Russia’s Federal Security Service is being sued over Internet shut-off in Ingushetia last year during mass protests
A man living in Ingushetia has filed a lawsuit against Russia’s Federal Security Service (FSB) and Interior Ministry over the disconnection of mobile Internet services during last year's protests against a boundary agreement with Chechnya. Murad Khazbiev is suing the federal government in the Magas District Court, according to the newspaper Vedomosti, which has obtained a copy of his lawsuit.
“I [was] a participant of these events, and I wholeheartedly subscribe to the protesters’ critical statements and slogans,” Khazbiev states. “However there was no opportunity to share this opinion and express it publicly on social media, because I experienced limitations on communications over mobile Internet.”
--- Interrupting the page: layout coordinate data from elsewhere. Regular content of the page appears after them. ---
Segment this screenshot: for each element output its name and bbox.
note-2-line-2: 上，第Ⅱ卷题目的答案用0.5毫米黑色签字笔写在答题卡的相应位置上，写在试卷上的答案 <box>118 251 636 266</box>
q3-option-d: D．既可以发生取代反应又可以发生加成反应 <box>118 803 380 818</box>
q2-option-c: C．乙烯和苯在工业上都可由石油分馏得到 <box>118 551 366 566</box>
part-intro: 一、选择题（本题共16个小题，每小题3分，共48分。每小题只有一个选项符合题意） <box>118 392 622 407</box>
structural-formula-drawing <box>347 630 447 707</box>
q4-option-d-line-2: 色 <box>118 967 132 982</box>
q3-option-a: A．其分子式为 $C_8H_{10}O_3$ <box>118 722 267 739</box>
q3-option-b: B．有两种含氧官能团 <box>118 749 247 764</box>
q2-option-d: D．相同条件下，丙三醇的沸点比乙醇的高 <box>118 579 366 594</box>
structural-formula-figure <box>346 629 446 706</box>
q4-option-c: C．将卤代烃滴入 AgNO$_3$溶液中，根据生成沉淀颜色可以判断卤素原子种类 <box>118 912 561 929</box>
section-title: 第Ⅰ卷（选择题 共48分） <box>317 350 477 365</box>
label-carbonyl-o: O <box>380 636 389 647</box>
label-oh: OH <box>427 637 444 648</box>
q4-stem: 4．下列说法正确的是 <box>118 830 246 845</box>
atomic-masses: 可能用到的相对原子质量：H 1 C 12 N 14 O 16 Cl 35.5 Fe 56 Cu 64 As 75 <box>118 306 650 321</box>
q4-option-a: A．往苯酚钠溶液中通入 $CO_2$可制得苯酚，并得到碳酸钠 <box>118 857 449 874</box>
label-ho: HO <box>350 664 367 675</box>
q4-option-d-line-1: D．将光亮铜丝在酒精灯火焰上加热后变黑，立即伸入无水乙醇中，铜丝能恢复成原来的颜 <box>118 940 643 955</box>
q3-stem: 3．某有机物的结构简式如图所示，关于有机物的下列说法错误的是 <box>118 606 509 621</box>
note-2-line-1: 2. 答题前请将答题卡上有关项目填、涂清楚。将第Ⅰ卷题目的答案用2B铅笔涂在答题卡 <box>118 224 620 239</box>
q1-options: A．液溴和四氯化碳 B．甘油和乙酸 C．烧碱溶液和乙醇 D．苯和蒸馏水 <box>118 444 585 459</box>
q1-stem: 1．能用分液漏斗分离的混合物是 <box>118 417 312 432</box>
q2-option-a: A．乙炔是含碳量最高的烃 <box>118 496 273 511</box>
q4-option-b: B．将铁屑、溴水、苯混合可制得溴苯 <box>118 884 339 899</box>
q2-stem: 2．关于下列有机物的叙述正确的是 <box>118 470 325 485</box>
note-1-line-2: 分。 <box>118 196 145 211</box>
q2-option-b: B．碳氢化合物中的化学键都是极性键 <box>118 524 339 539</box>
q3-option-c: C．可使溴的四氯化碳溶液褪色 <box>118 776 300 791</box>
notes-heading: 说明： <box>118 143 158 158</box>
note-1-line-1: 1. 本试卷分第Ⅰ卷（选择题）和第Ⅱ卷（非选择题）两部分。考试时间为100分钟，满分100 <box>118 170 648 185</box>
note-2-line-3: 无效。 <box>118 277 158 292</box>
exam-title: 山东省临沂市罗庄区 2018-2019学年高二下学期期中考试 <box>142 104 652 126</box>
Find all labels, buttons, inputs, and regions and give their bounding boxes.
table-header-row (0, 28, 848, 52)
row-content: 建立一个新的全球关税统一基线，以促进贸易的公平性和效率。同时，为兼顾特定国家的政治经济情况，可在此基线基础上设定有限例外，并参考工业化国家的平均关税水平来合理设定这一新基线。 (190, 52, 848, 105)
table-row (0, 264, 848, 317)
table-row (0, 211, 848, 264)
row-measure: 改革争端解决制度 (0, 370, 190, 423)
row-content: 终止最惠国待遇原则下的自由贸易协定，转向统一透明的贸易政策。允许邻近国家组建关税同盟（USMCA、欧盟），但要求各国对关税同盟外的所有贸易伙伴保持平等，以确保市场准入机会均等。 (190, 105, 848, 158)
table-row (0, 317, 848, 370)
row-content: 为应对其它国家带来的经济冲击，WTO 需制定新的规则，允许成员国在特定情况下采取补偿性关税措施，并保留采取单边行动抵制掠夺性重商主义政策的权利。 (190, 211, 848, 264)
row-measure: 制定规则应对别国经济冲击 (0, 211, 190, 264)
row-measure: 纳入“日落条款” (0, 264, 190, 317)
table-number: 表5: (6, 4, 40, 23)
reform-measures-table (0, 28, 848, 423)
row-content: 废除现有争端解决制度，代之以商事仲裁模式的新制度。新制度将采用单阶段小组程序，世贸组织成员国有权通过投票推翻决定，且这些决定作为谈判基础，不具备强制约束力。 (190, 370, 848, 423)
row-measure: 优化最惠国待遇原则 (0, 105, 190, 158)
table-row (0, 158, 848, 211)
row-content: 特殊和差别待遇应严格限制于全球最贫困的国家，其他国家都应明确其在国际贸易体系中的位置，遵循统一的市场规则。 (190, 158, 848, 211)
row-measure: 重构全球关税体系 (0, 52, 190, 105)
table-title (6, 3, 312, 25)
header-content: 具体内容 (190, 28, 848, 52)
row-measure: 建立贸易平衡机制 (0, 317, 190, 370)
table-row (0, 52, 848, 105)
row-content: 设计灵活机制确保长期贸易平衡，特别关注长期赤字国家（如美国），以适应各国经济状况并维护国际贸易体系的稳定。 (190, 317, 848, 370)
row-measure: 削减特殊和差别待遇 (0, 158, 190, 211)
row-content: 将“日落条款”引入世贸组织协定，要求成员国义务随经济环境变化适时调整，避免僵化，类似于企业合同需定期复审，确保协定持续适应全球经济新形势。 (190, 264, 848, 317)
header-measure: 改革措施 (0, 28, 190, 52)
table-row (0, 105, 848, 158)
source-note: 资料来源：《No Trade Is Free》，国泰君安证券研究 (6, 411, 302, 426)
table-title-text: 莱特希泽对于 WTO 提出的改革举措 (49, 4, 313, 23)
Residents in Ingushetia previously asked Russia’s state censor, Roskomnadzor, to review the legality of the mobile Internet shut-off during last October’s mass demonstrations. Roskomnadzor later determined that the service disruption was executed on the basis of “the reasoned decision of law enforcement agencies,” though the censor never identified the police agency responsible.
Andrey Sabinin, the “Agora” human rights group lawyer representing Khazbiev, says the lawsuit also names Roskomnadzor and Megafon (Khazbiev’s telephone company) as third parties.
Last year, from October 4 to October 17, during mass demonstrations against a controversial agreement that ceded territory to the Chechen Republic, mobile Internet service in Ingushetia suddenly failed. The service went offline again on November 27, when hearings on the boundary agreement began in Russia’s Constitutional Court.